Do you ever wonder how frightening it must have been for Israel as they turned back and saw the Pharaoh approaching with his army? Trapped there? Awaiting slaughter? Nowhere forward and certainly nowhere backward.

In his book Messengers of God, Elie Wiesel writes about this scene. Wiesel, who experienced the Holocaust, was a man who, like the Israelites, knew what it was like to live under a leader and a government that had become pure evil. Just like the pharaoh in Egypt. Wiesel writes this about Israel and their experience at the edge of the sea: "One could see people running. Running breathlessly. Without a glance backward. They were running toward the sea. And there they came to an abrupt halt. This was the end. Death was there, waiting. The leaders of the group, urged on by Moses, pushed forward: Don’t be afraid! Go! Into the water! Into the water! Yet, according to one commentator, Moses suddenly ordered everyone to a halt.

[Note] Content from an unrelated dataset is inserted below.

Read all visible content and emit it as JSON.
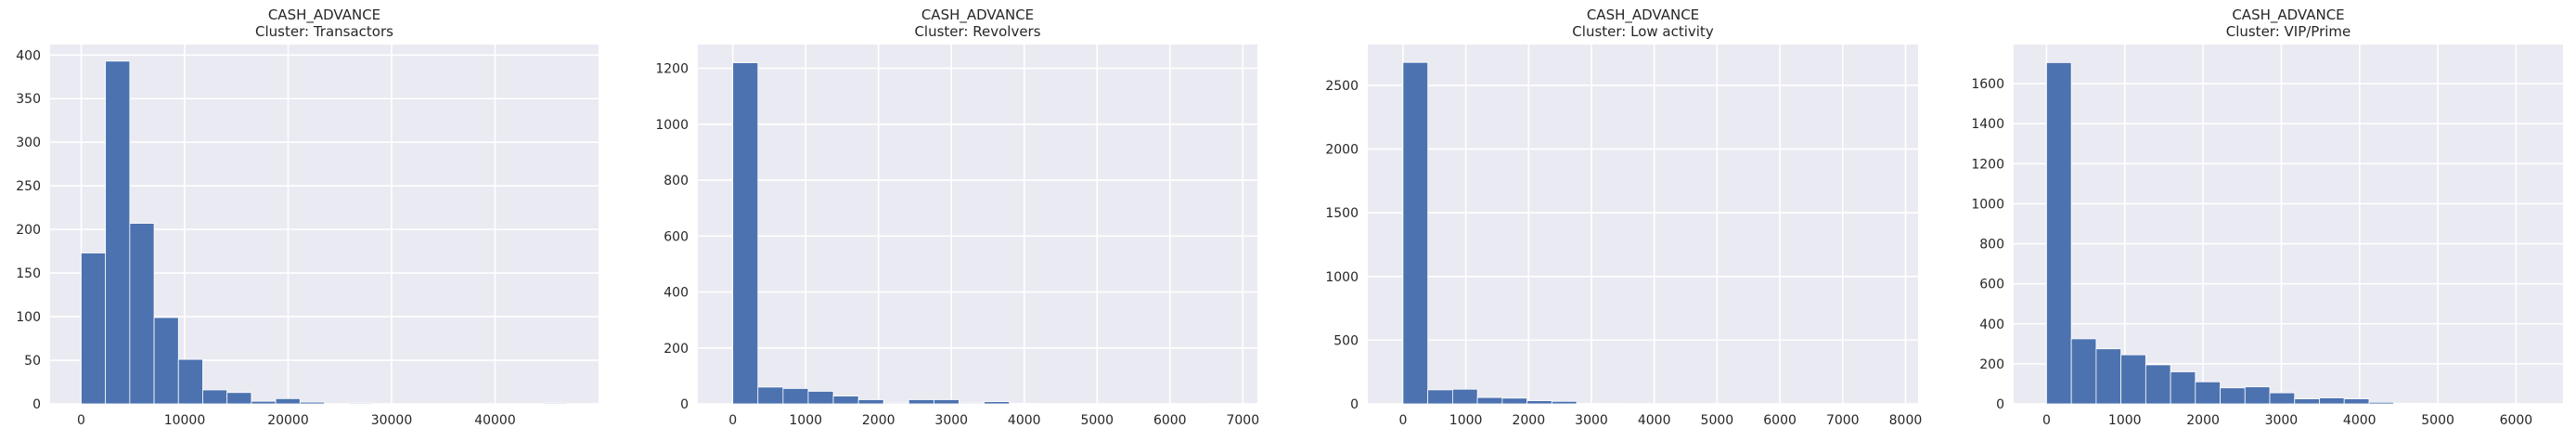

Wait a moment! Think! Take a moment to reassess what you are doing. Enter the sea, not as frightened fugitives, but as free men and women!"

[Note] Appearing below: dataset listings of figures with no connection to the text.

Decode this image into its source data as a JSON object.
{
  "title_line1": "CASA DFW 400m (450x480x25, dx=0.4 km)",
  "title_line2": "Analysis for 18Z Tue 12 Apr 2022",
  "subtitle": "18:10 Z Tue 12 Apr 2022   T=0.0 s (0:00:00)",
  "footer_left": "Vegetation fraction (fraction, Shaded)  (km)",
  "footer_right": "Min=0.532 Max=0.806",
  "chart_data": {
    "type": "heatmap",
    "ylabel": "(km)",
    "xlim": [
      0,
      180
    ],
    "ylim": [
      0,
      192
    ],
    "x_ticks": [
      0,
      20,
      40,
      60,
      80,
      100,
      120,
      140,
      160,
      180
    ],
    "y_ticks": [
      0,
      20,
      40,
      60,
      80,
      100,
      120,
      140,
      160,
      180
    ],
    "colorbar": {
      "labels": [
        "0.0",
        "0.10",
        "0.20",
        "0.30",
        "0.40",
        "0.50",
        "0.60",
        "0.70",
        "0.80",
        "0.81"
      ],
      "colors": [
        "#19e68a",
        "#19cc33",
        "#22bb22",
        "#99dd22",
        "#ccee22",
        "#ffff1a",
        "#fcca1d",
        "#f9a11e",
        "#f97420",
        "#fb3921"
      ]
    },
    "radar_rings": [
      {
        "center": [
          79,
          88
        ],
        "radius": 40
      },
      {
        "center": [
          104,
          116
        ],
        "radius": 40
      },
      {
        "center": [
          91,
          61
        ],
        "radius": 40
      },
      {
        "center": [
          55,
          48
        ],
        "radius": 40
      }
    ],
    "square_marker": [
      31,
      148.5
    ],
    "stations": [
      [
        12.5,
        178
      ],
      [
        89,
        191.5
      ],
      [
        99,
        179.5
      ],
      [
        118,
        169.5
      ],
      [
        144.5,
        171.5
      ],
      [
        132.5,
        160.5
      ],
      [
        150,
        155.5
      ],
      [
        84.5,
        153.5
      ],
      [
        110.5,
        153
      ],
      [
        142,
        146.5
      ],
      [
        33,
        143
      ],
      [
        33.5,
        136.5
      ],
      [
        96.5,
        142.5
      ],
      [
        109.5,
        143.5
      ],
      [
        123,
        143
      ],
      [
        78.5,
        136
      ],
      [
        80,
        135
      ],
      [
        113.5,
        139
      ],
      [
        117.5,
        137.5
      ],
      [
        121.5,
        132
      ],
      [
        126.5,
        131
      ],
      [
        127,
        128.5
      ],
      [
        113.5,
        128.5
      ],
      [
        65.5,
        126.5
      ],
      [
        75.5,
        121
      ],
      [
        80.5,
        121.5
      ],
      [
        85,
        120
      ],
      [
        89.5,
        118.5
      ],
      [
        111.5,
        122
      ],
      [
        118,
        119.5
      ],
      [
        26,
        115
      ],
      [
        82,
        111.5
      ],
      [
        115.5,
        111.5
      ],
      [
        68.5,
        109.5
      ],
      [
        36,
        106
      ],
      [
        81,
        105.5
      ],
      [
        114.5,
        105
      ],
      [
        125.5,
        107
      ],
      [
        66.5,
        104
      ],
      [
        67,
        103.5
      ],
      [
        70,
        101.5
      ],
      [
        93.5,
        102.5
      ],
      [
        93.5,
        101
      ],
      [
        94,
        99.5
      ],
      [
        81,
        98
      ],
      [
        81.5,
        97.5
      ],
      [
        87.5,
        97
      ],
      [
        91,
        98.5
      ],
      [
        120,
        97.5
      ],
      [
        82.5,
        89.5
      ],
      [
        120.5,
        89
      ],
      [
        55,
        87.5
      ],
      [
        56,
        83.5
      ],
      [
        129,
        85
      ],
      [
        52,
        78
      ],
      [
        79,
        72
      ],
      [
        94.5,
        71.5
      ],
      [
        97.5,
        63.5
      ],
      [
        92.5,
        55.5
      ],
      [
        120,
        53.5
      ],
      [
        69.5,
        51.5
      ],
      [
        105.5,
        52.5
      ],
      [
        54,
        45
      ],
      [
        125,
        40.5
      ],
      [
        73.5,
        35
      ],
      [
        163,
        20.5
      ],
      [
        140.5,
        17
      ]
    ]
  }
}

This Friday, after we had witnessed the spectacle in Washington, the appalling spectacle that we have allowed our country to become, my morning devotion featured appointed verses from the prophet Micah, which read, “The faithful have disappeared from the land, and there is no one left who is upright; they all lie in wait for blood, and they hunt each other with nets. The hands are skilled to do evil; the official and the judge ask for a bribe, and the powerful dictate what they desire; thus they pervert justice...Put no trust in a friend, have no confidence in a loved one; guard the doors of your mouth from her who lies in your embrace; for the son treats the father with contempt, the daughter rises up against her mother, the daughter-in-law against her mother-in-law; your enemies are members of your own household. But as for me, I will look to the Lord, I will wait for the God of my salvation; my God will hear me.”

As I read these words, it was a reminder for me once again, that our salvation comes not from principalities or powers. But, from God. From a God who, as Israel found out on that fearful day at the edge of the water--is faithful and who keeps promises.

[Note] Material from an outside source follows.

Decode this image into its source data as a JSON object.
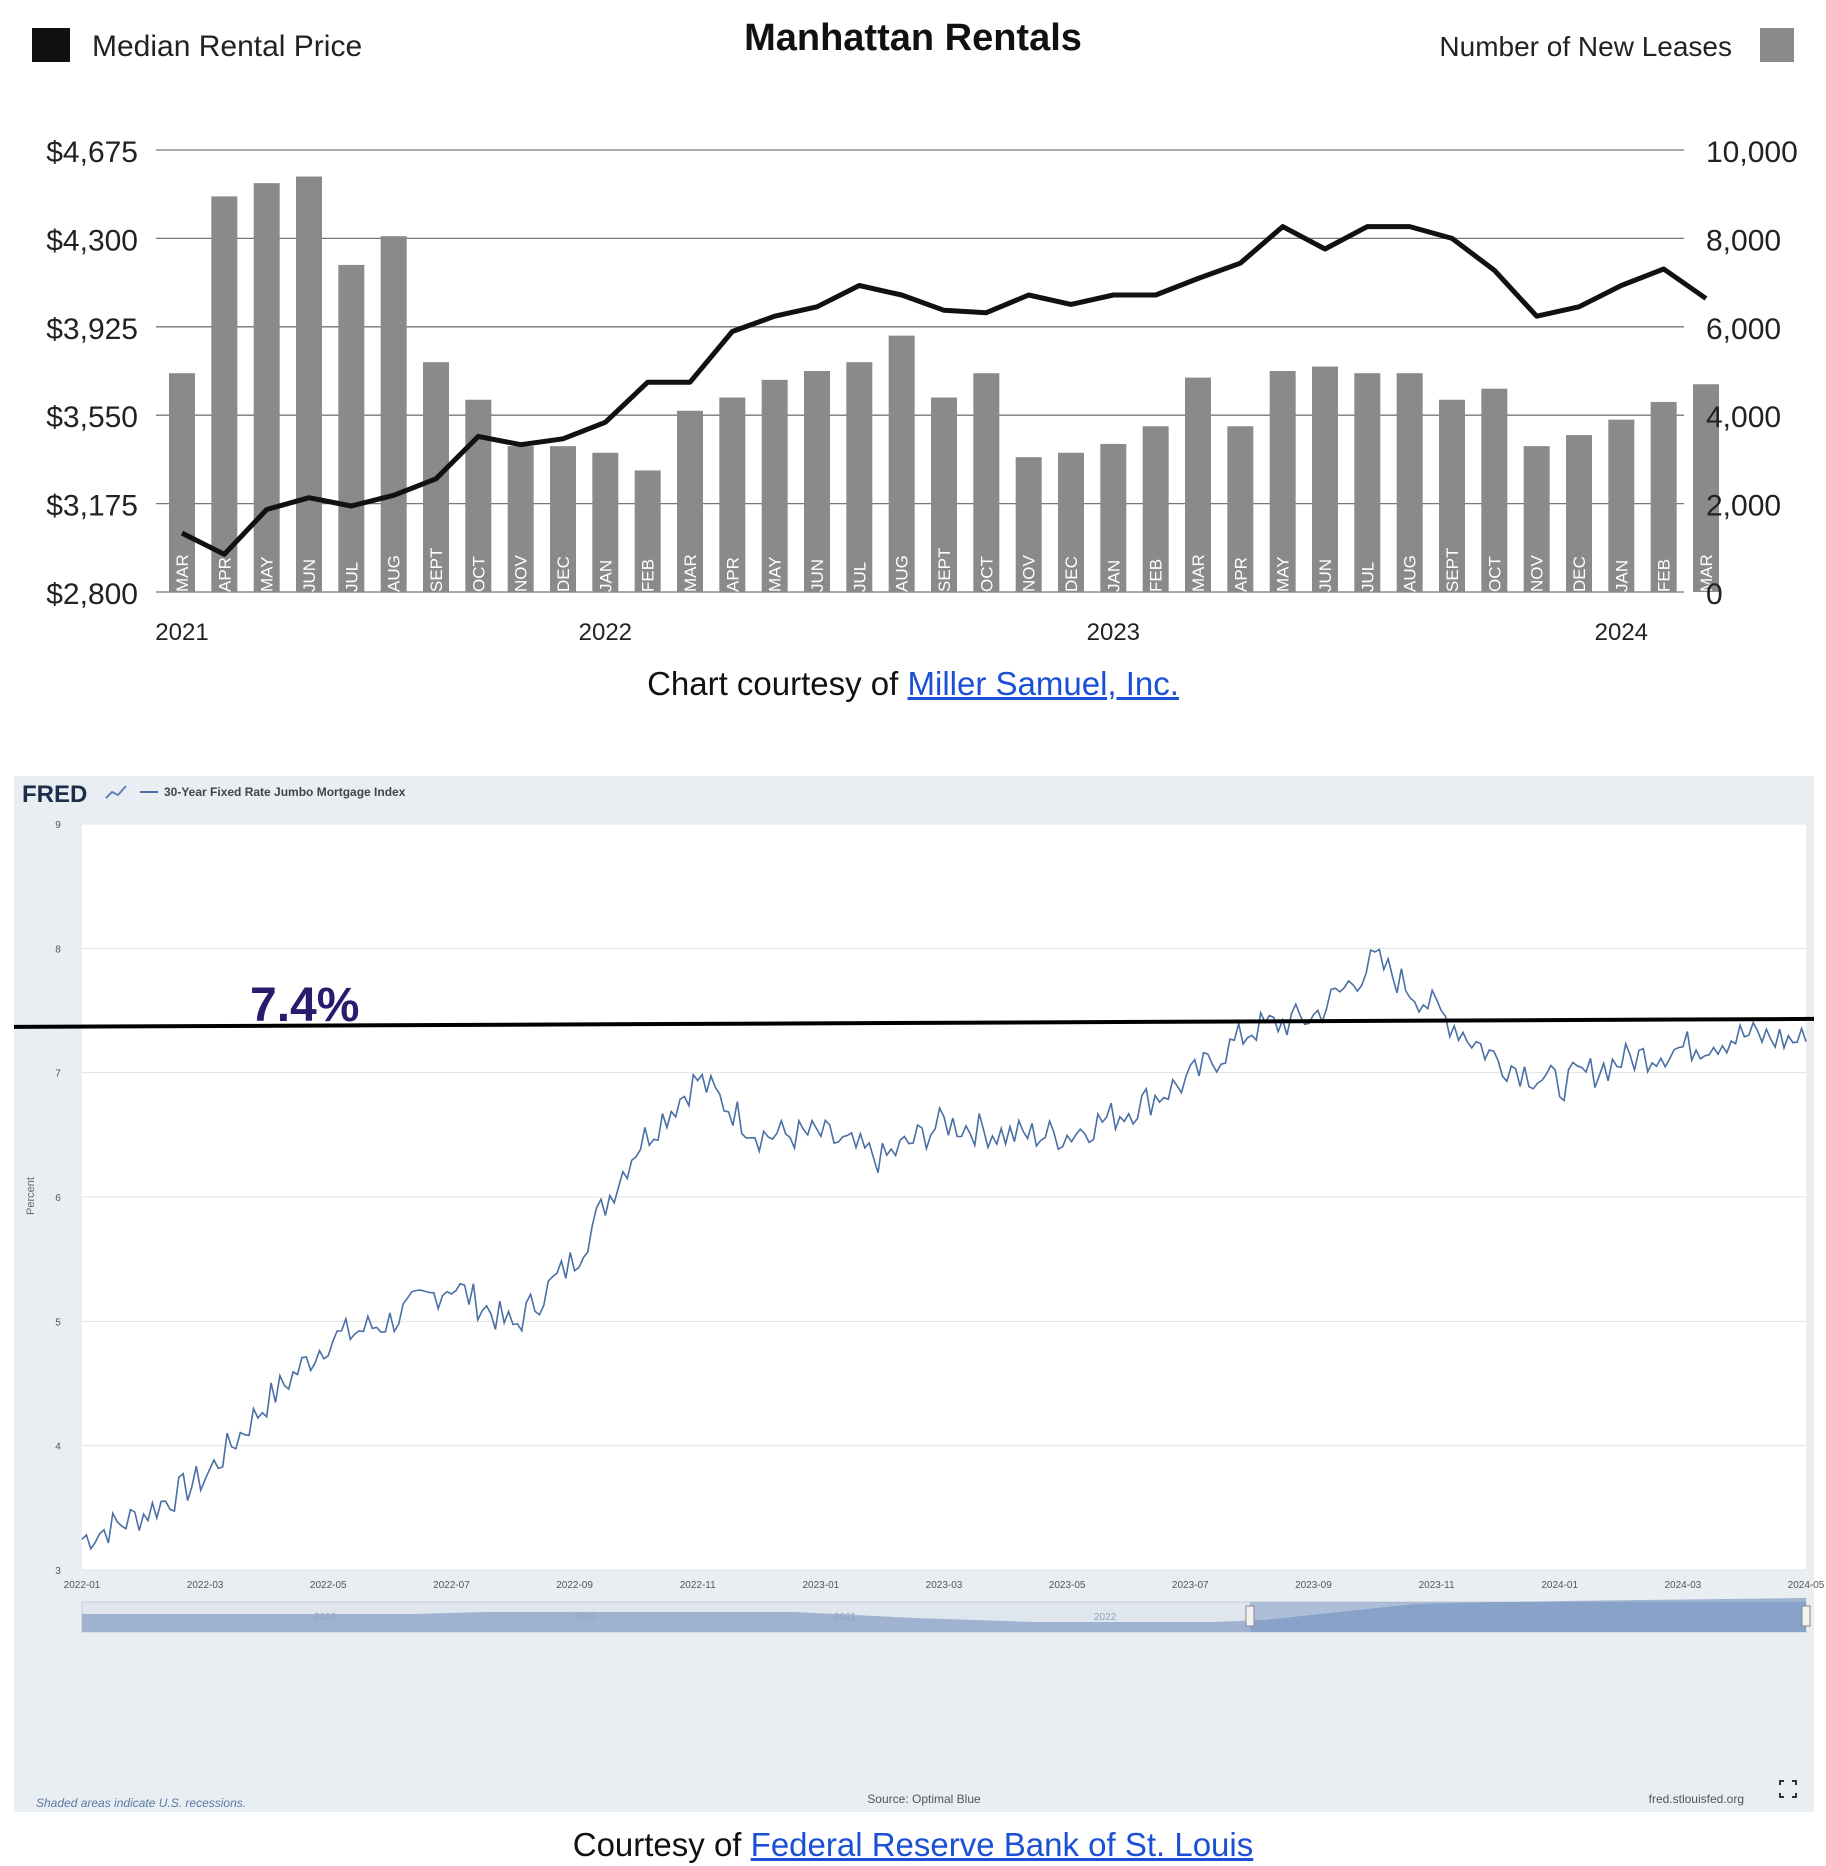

We have this same God. Faithful. A promise-keeper. Who calls us to “Go, go into the water.” Into the waters of baptism, where we stand at the edge reassessing what we are doing. And realizing that we go into the water, not as frightened people, but as free women and men. Into the water, where, through God’s faithful and never-ending grace, we are washed in the blood of the Lamb, our Savior Jesus Christ. And freed.

Friends, I don’t know what will happen in our country. But, what I do know is that God hears our cries. And I know that God is working in our midst. To bring about a more just world. More just than the world we experienced this past week as we watched two families be destroyed. Somehow, God is working in the midst of this to turn our world around so that all may experience God’s saving grace. 

This is what Israel learned that day at the edge of the water. This is what we know in the water of our baptisms. That God is faithful. That God is just. And that, through God’s grace and only God’s grace, we are freed. It is in this knowledge and only this knowledge, that we place our hope and our future. Amen.

Preached Sunday, September 30, 2018, at Grace & Glory Lutheran Church, Goshen, KY.
Pentecost 19
Readings: Matt. 2:13-15; Ex. 14:5-7, 10-14, 21-29, 31.